Ekonomistlere göre yaklaşık 30 milyar dolar borç sistemine dahil değil
AKP, seçime kadar Körfez ülkelerinden yaklaşık 30 milyar dolar bekliyor. Ekonomistler bu paraların faizi ve vadesinin açıklanmamasına tepki gösterdi.
Ali Can PolatHükümetin kaynak sıkıntısı yaşadığı seçimler öncesinde umudu Körfez ülkeleri oldu. Yabancı haber ajanslarından alınan bilgilere göre Suudi Arabistan’dan 5 milyar dolar, Katar’dan 10 milyar dolar, Birleşik Arap Emirlikleri’den 10 milyar dolar gelecek. Ekonomistlere göre hükümetin resmi borçlanma politikaları dışında gerçekleştirdiği bu anlaşmalar, sadece seçimi almaya ve seçimin finansmanı yapmaya yönelik işlemler.
Merkez Bankası’nın normal koşullarda bu tür paraları alamayacağını söyleyen Prof. Dr. Duran Bülbül, ancak mayıs ayında Merkez Bankası yasasında değişiklik yapıldığını belirtti. “Merkez Bankası, mevduat bankasına dönüştü” diyen Bülbül, Suudi Arabistan’dan gelecek 5 milyar doların depo hesabı olarak geleceğini hatırlattı ve şunları söyledi:
HAZİNE NEDEN DEVRE DIŞI?
“Bu depo olarak gelen dövizler seçim kaybedilmesi durumunda hemen istenirse ülkenin içine düştüğü durumu düşünmek bile istemem. Ayrıca bu paranın 55 milyar dolar eksi rezervdeki Merkez Bankası’nın net rezervlerine bir etkisi olmaz, brüt rezervlerini artırır.”
Bülbül, diğer ülkelerden gelmesi beklenen paraların ne yollarla geleceğinin bilinmediğini de belirterek şunları söyledi: “Bu paralar borç olarak gelecekse Hazine ve Maliye Bakanlığı’na gelmesi oradan Merkez Bankası’na aktarılması gerekir.
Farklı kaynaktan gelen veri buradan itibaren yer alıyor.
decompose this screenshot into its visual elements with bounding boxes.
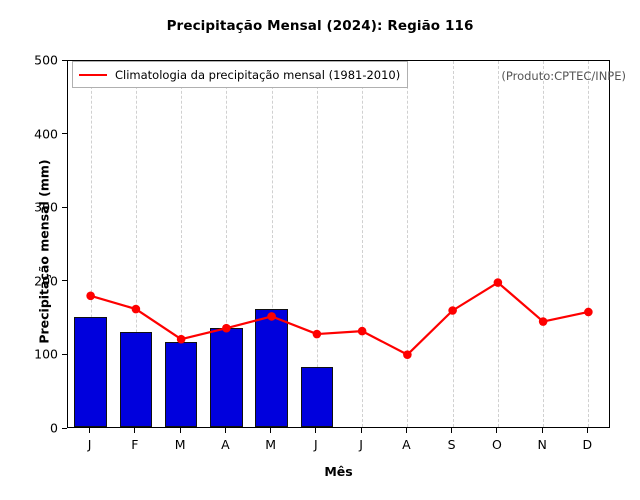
bar-m-4 xyxy=(255,309,288,427)
x-axis-label: Mês xyxy=(324,464,353,479)
climatology-marker-d-11 xyxy=(584,307,593,317)
x-tick-mark xyxy=(315,428,317,433)
x-tick-mark xyxy=(179,428,181,433)
gridline xyxy=(90,61,93,427)
gridline xyxy=(226,61,228,427)
gridline xyxy=(543,61,545,427)
climatology-line-series xyxy=(86,278,593,359)
y-tick-label: 300 xyxy=(34,199,58,215)
y-axis-label: Precipitação mensal (mm) xyxy=(36,159,52,344)
gridline xyxy=(316,61,319,427)
climatology-marker-n-10 xyxy=(538,317,548,326)
y-tick-label: 500 xyxy=(34,52,58,68)
climatology-marker-m-4 xyxy=(267,312,276,321)
legend-label: Climatologia da precipitação mensal (198… xyxy=(115,67,401,82)
x-tick-mark xyxy=(586,428,588,433)
climatology-marker-o-9 xyxy=(493,278,503,287)
y-tick-label: 200 xyxy=(34,273,58,289)
climatology-marker-j-0 xyxy=(86,291,95,301)
x-tick-label: S xyxy=(447,437,456,452)
bar-j-0 xyxy=(74,317,107,427)
y-tick-mark xyxy=(62,133,67,135)
climatology-marker-a-7 xyxy=(403,350,412,359)
x-tick-label: F xyxy=(131,437,139,452)
x-tick-label: J xyxy=(314,437,318,452)
climatology-marker-f-1 xyxy=(131,304,141,314)
y-tick-mark xyxy=(62,206,67,208)
climatology-marker-s-8 xyxy=(448,306,457,315)
climatology-marker-j-6 xyxy=(357,326,367,336)
climatology-marker-a-3 xyxy=(222,323,231,333)
gridline xyxy=(497,61,500,427)
x-tick-label: O xyxy=(491,437,502,452)
gridline xyxy=(181,61,183,427)
x-tick-label: J xyxy=(359,437,363,452)
bar-j-5 xyxy=(300,367,334,427)
chart-title: Precipitação Mensal (2024): Região 116 xyxy=(166,18,474,34)
x-tick-mark xyxy=(496,428,498,433)
x-tick-mark xyxy=(224,428,226,433)
y-tick-mark xyxy=(62,353,67,355)
product-credit: (Produto:CPTEC/INPE) xyxy=(501,69,626,83)
climatology-marker-m-2 xyxy=(176,334,186,344)
x-tick-label: D xyxy=(582,437,593,452)
y-tick-label: 400 xyxy=(34,126,58,142)
x-tick-mark xyxy=(451,428,453,433)
x-tick-label: A xyxy=(221,437,230,452)
plot-inner xyxy=(68,61,609,427)
x-tick-label: M xyxy=(265,437,277,452)
gridline xyxy=(271,61,274,427)
climatology-marker-j-5 xyxy=(312,329,322,339)
climatology-line xyxy=(89,281,590,356)
legend-line-swatch xyxy=(79,73,107,76)
gridline xyxy=(407,61,409,427)
x-tick-mark xyxy=(89,428,91,433)
x-tick-mark xyxy=(270,428,272,433)
x-tick-mark xyxy=(134,428,136,433)
y-tick-label: 0 xyxy=(50,420,58,436)
y-tick-mark xyxy=(62,427,67,429)
plot-area xyxy=(67,60,610,428)
x-tick-label: N xyxy=(537,437,547,452)
y-tick-label: 100 xyxy=(34,346,58,362)
x-tick-label: J xyxy=(87,437,92,452)
gridline xyxy=(362,61,364,427)
bar-f-1 xyxy=(119,332,153,427)
x-tick-mark xyxy=(360,428,362,433)
x-tick-label: M xyxy=(174,437,186,452)
bar-m-2 xyxy=(164,342,198,427)
x-tick-mark xyxy=(541,428,543,433)
gridline xyxy=(452,61,455,427)
x-tick-label: A xyxy=(402,437,411,452)
gridline xyxy=(135,61,138,427)
gridline xyxy=(588,61,590,427)
y-tick-mark xyxy=(62,280,67,282)
chart-legend: Climatologia da precipitação mensal (198… xyxy=(72,61,409,88)
y-tick-mark xyxy=(62,59,67,61)
x-tick-mark xyxy=(405,428,407,433)
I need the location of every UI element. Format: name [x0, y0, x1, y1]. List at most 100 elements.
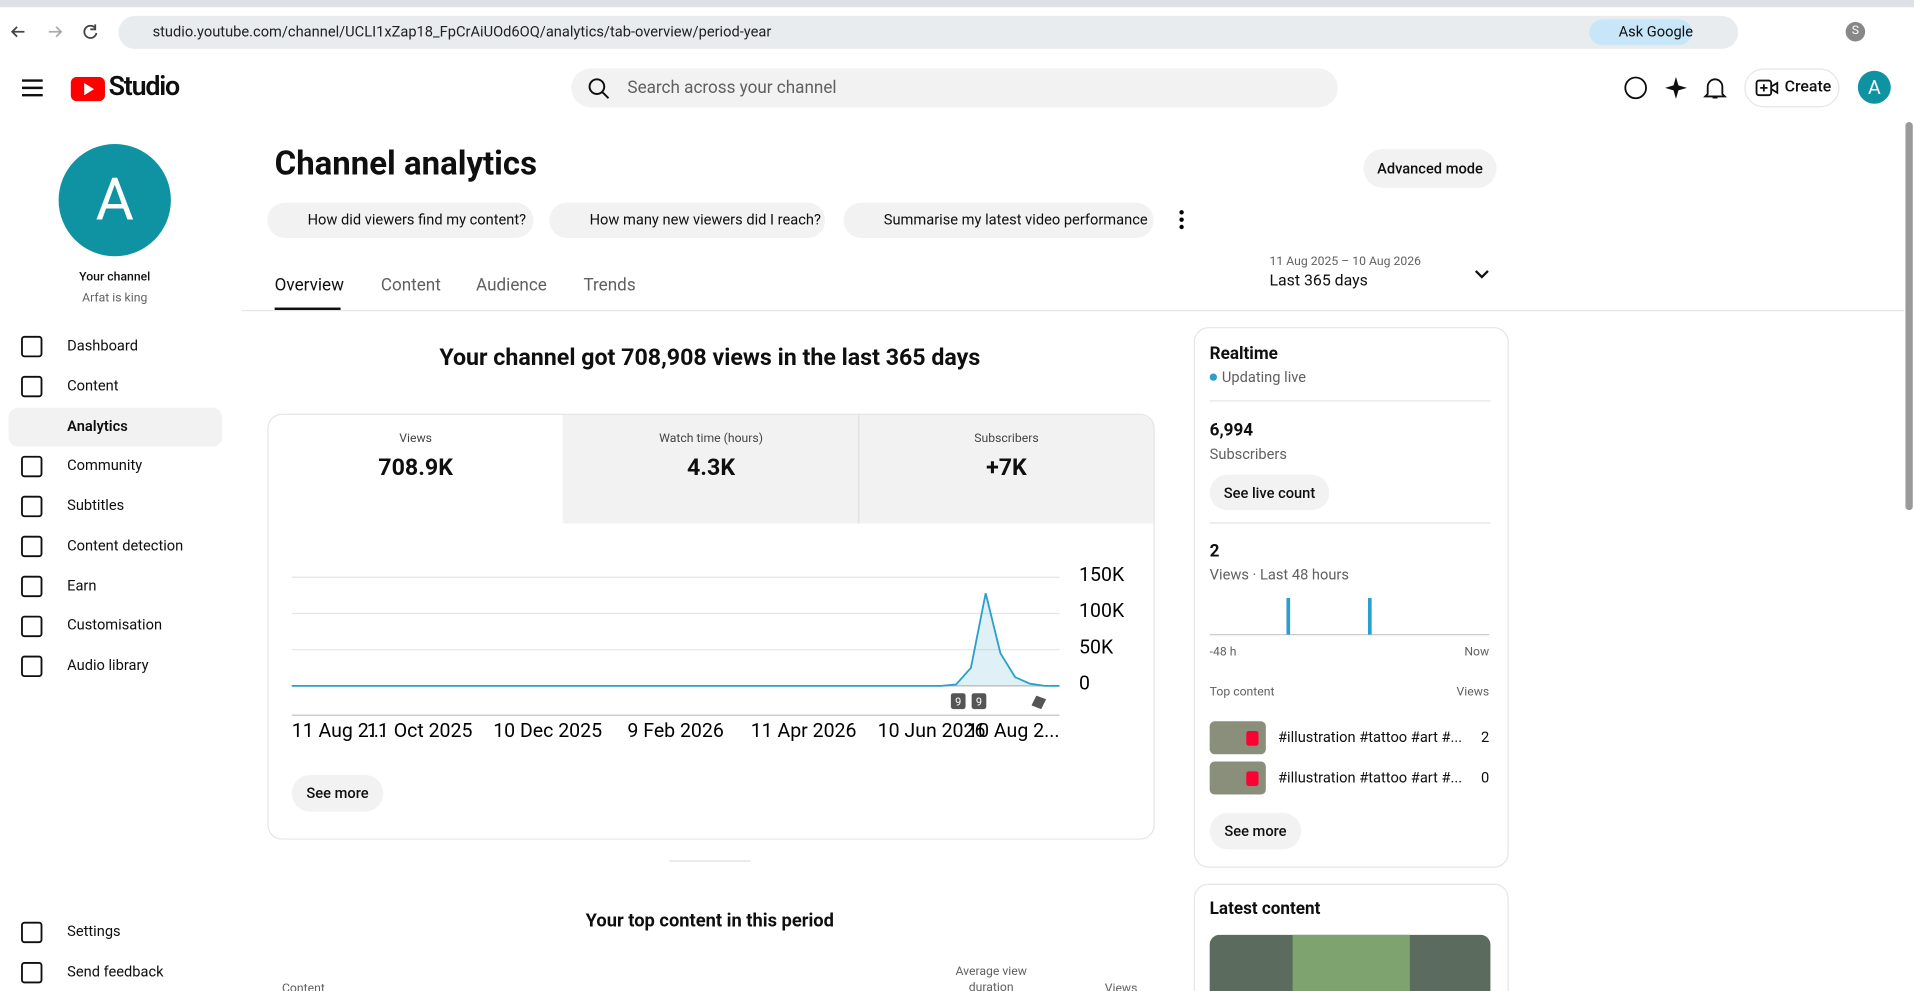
address-bar[interactable] [118, 15, 1739, 49]
nav-item[interactable]: Dashboard [67, 336, 138, 354]
date-range: 11 Aug 2025 – 10 Aug 2026 [1269, 255, 1421, 269]
period-dropdown[interactable] [1473, 267, 1490, 282]
see-more[interactable]: See more [1209, 812, 1302, 850]
tab[interactable]: Overview [274, 275, 344, 296]
subscriber-label: Subscribers [1209, 445, 1287, 463]
nav-icon [21, 495, 43, 518]
header-icons[interactable] [1623, 76, 1728, 100]
channel-label: Your channel [79, 270, 151, 285]
nav-icon [21, 375, 43, 398]
prompt-label[interactable]: Summarise my latest video performance [883, 211, 1148, 229]
nav-item[interactable]: Community [67, 456, 143, 474]
tabs-divider [241, 309, 1905, 312]
nav-icon [21, 962, 43, 984]
item-views: 2 [1480, 728, 1490, 746]
nav-item[interactable]: Settings [67, 922, 121, 940]
item-views: 0 [1480, 768, 1490, 786]
more-menu[interactable] [1174, 207, 1189, 231]
item-title[interactable]: #illustration #tattoo #art #... [1278, 768, 1463, 786]
nav-item[interactable]: Audio library [67, 656, 149, 674]
search-box[interactable] [571, 68, 1338, 108]
column-header: Content [281, 982, 325, 991]
nav-icon [21, 615, 43, 638]
thumbnail-image [1292, 934, 1410, 991]
nav-item[interactable]: Earn [67, 576, 97, 594]
prompt-label[interactable]: How many new viewers did I reach? [589, 211, 821, 229]
see-more[interactable]: See more [291, 774, 384, 812]
metric-label[interactable]: Watch time (hours) [659, 432, 763, 446]
realtime-views: 2 [1209, 541, 1220, 562]
realtime-views-label: Views · Last 48 hours [1209, 566, 1349, 584]
nav-buttons[interactable] [7, 21, 105, 43]
page-title: Channel analytics [274, 144, 538, 184]
nav-icon [21, 575, 43, 598]
nav-item[interactable]: Subtitles [67, 496, 125, 514]
logo-text: Studio [108, 72, 181, 103]
channel-avatar[interactable]: A [58, 144, 171, 257]
prompt-chip[interactable] [267, 202, 534, 238]
latest-content-card [1193, 883, 1509, 991]
section-divider [668, 860, 751, 862]
live-dot [1209, 373, 1217, 381]
x-start-label: -48 h [1209, 645, 1237, 660]
realtime-status: Updating live [1221, 368, 1307, 386]
profile[interactable]: S [1845, 21, 1866, 42]
column-header: Average view duration [955, 965, 1027, 991]
nav-item[interactable]: Send feedback [67, 962, 164, 981]
tab[interactable]: Audience [476, 275, 547, 296]
nav-item[interactable]: Content [67, 376, 119, 394]
advanced-mode[interactable]: Advanced mode [1363, 148, 1497, 188]
divider [1209, 522, 1491, 524]
item-badge [1246, 771, 1259, 786]
avatar[interactable]: A [1857, 70, 1891, 104]
metric-divider [858, 414, 860, 524]
views-column: Views [1456, 685, 1490, 700]
create-icon [1755, 79, 1779, 97]
tab[interactable]: Trends [583, 275, 636, 296]
nav-active [8, 407, 223, 447]
headline: Your channel got 708,908 views in the la… [439, 342, 981, 372]
search-placeholder: Search across your channel [627, 78, 837, 98]
top-content-title: Your top content in this period [585, 909, 834, 932]
subscriber-count: 6,994 [1209, 421, 1254, 441]
item-badge [1246, 731, 1259, 746]
column-header: Views [1104, 982, 1138, 991]
metric-value[interactable]: +7K [986, 452, 1027, 481]
tab-strip [0, 0, 1914, 8]
channel-name: Arfat is king [82, 291, 148, 306]
nav-item[interactable]: Analytics [67, 416, 128, 434]
item-title[interactable]: #illustration #tattoo #art #... [1278, 728, 1463, 746]
url: studio.youtube.com/channel/UCLI1xZap18_F… [152, 23, 772, 41]
create-button[interactable] [1744, 68, 1840, 108]
period: Last 365 days [1269, 272, 1368, 291]
search-icon [588, 78, 610, 99]
overview-card: Views 708.9K Watch time (hours) 4.3K Subscri… [267, 413, 1155, 840]
divider [1209, 400, 1491, 402]
create-label: Create [1784, 78, 1832, 97]
x-end-label: Now [1464, 645, 1490, 660]
nav-icon [21, 535, 43, 558]
nav-item[interactable]: Customisation [67, 616, 163, 634]
tab-underline [274, 307, 341, 310]
ask-google[interactable]: Ask Google [1589, 19, 1693, 46]
nav-icon [21, 655, 43, 678]
metric-value[interactable]: 4.3K [686, 452, 736, 481]
top-content-label: Top content [1209, 685, 1275, 700]
nav-icon [21, 921, 43, 944]
nav-icon [21, 455, 43, 478]
realtime-title: Realtime [1209, 344, 1278, 364]
scrollbar[interactable] [1905, 122, 1913, 511]
nav-item[interactable]: Content detection [67, 536, 184, 554]
live-count-button[interactable]: See live count [1209, 474, 1330, 511]
metric-label[interactable]: Subscribers [974, 432, 1039, 446]
prompt-label[interactable]: How did viewers find my content? [307, 211, 527, 229]
prompt-chip[interactable] [843, 202, 1154, 238]
metric-label[interactable]: Views [399, 432, 432, 446]
nav-icon [21, 335, 43, 358]
logo[interactable] [21, 76, 156, 102]
latest-content-title: Latest content [1209, 899, 1321, 919]
metric-value[interactable]: 708.9K [378, 452, 453, 481]
prompt-chip[interactable] [549, 202, 826, 238]
tab[interactable]: Content [380, 275, 441, 296]
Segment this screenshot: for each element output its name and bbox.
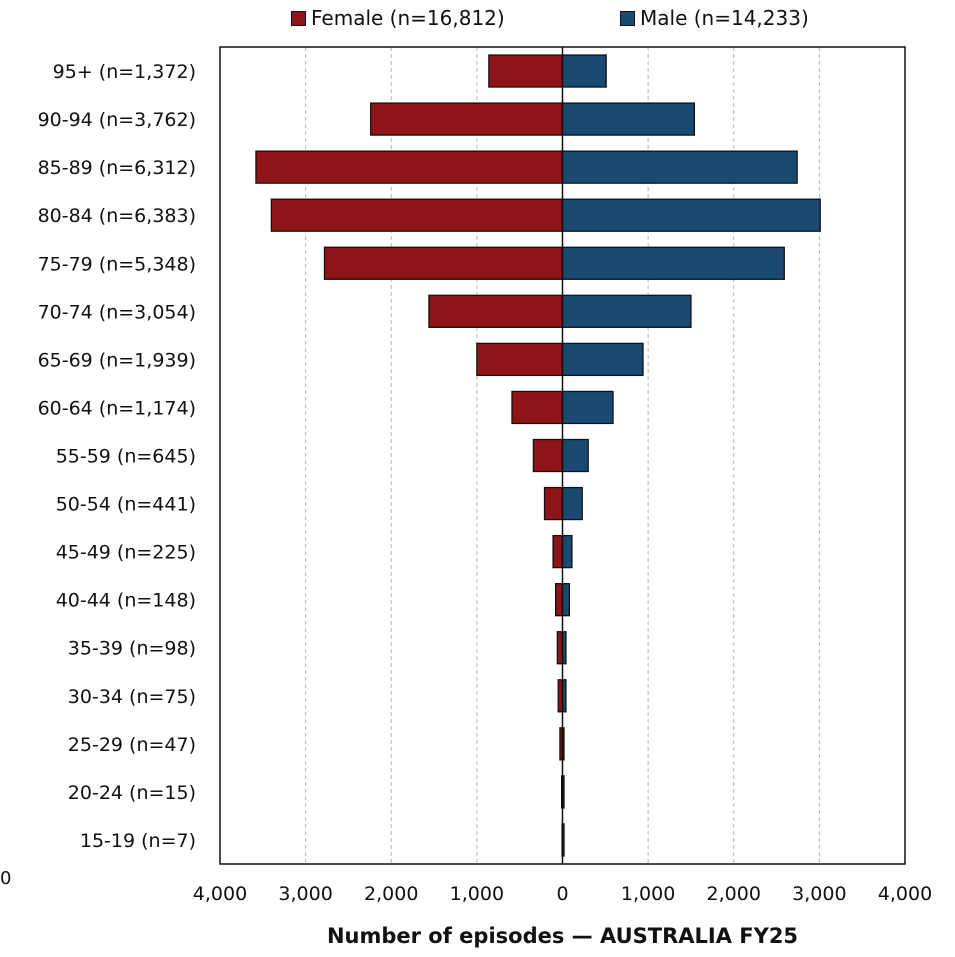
bar-male-1 xyxy=(561,102,696,136)
legend-item-male: Male (n=14,233) xyxy=(620,6,809,30)
x-tick-label-2: 2,000 xyxy=(364,883,418,905)
x-tick-label-0: 4,000 xyxy=(193,883,247,905)
y-tick-label-6: 65-69 (n=1,939) xyxy=(38,349,196,371)
y-tick-label-11: 40-44 (n=148) xyxy=(56,590,196,612)
bar-male-3 xyxy=(561,198,821,232)
bar-female-8 xyxy=(532,438,564,473)
x-tick-label-3: 1,000 xyxy=(450,883,504,905)
legend-label-male: Male (n=14,233) xyxy=(640,6,809,30)
bar-female-9 xyxy=(543,486,564,521)
bar-female-4 xyxy=(323,246,564,280)
y-tick-label-1: 90-94 (n=3,762) xyxy=(38,109,196,131)
y-tick-label-7: 60-64 (n=1,174) xyxy=(38,397,196,419)
y-tick-label-9: 50-54 (n=441) xyxy=(56,494,196,516)
y-tick-label-2: 85-89 (n=6,312) xyxy=(38,157,196,179)
x-tick-label-7: 3,000 xyxy=(792,883,846,905)
bar-female-3 xyxy=(270,198,564,232)
y-tick-label-0: 95+ (n=1,372) xyxy=(53,61,196,83)
bar-female-0 xyxy=(488,54,564,88)
y-tick-label-13: 30-34 (n=75) xyxy=(68,686,196,708)
bar-female-7 xyxy=(511,390,564,425)
bar-male-8 xyxy=(561,438,589,473)
x-tick-label-6: 2,000 xyxy=(707,883,761,905)
y-tick-label-15: 20-24 (n=15) xyxy=(68,782,196,804)
bar-male-6 xyxy=(561,342,644,377)
bar-female-1 xyxy=(370,102,564,136)
bar-male-10 xyxy=(561,534,573,569)
bar-female-11 xyxy=(555,583,564,617)
bar-female-10 xyxy=(552,534,564,569)
bar-male-7 xyxy=(561,390,614,425)
x-tick-label-8: 4,000 xyxy=(878,883,932,905)
bar-male-4 xyxy=(561,246,785,280)
y-tick-label-3: 80-84 (n=6,383) xyxy=(38,205,196,227)
bar-male-9 xyxy=(561,486,583,521)
x-tick-label-1: 3,000 xyxy=(278,883,332,905)
bar-male-0 xyxy=(561,54,607,88)
x-tick-label-4: 0 xyxy=(556,883,568,905)
x-axis-title: Number of episodes — AUSTRALIA FY25 xyxy=(326,924,799,948)
bar-female-2 xyxy=(255,150,564,184)
chart-legend: Female (n=16,812) Male (n=14,233) xyxy=(0,6,955,38)
bar-male-2 xyxy=(561,150,798,184)
bar-female-12 xyxy=(556,631,564,665)
legend-item-female: Female (n=16,812) xyxy=(291,6,505,30)
legend-swatch-male xyxy=(620,10,635,26)
legend-swatch-female xyxy=(291,10,306,26)
stray-zero-label: 0 xyxy=(0,868,12,889)
y-tick-label-14: 25-29 (n=47) xyxy=(68,734,196,756)
y-tick-label-12: 35-39 (n=98) xyxy=(68,638,196,660)
y-tick-label-8: 55-59 (n=645) xyxy=(56,446,196,468)
y-tick-label-10: 45-49 (n=225) xyxy=(56,542,196,564)
bar-male-5 xyxy=(561,294,692,328)
legend-label-female: Female (n=16,812) xyxy=(311,6,505,30)
x-tick-label-5: 1,000 xyxy=(621,883,675,905)
bar-female-6 xyxy=(476,342,564,377)
y-tick-label-4: 75-79 (n=5,348) xyxy=(38,253,196,275)
bar-male-11 xyxy=(561,583,570,617)
y-tick-label-16: 15-19 (n=7) xyxy=(80,830,196,852)
y-tick-label-5: 70-74 (n=3,054) xyxy=(38,301,196,323)
bar-female-5 xyxy=(428,294,564,328)
plot-frame xyxy=(219,46,906,865)
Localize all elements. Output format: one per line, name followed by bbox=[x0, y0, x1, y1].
Merkez Bankası’na neden geliyor? Swap mı, borç mu? Faizi ve vadesi nedir? Ülkemiz bu işlemlerle nasıl bir yük altına giriyor? Bu işlemlerin fayda maliyet analizi yapıldı mı? Yoksa borç alamadığımız için mi bu işlemlere başvurulmaktadır? Bunların hiçbiri bilinmiyor. Bu işlemler sadece seçimi almaya ve seçimin finansmanını yapmaya yönelik işlemler.”
NE VADESİ BELLİ NE FAİZİ
Gelen paraların dış borç olarak görünmediğini söyleyen Prof. Dr. Veysel Ulusoy da şunları söyledi:
“Suudiler’den 5 milyar dolar, direkt mevduat depo hesabı olarak gelecek. Buna bir de faiz ödenecek. Bu aslında bir borç ama ülkenin dış borcuna dahil olmayan bir muhasebeye tabii tutuluyor.”
Diğer ülkelerden gelecek paraların kamu bankalarına da gelebileceğini söyleyen Ulusoy, “Kamu bankaları da paralel Merkez Bankacılığı yapıyor artık. Burada para yine borç sistemine dahil olmayacak. Özel bir banka yurtdışından borç almış gibi yapacaklar.”
Borçlanmada şeffaflık olmadığını söyleyen bir diğer isim ise Prof. Dr. Cem Başlevent oldu. Başlevent şöyle konuştu:
“Paraların ‘depo mevduat’ olarak gelmesi iktidar için daha iyi. Çünkü SWAP gibi araçlarla gelince başka para birimleri geliyor. Böyle olunca direkt dolar geliyor. İktidar ise seçime kadar, kasada her an kullanmaya hazır nakit dolar bulundurmak istiyor. Burada sorun şu ki bu borca karşılık ne kadar faiz ödeneceği ve vadesinin ne olacağı açıklanmıyor.”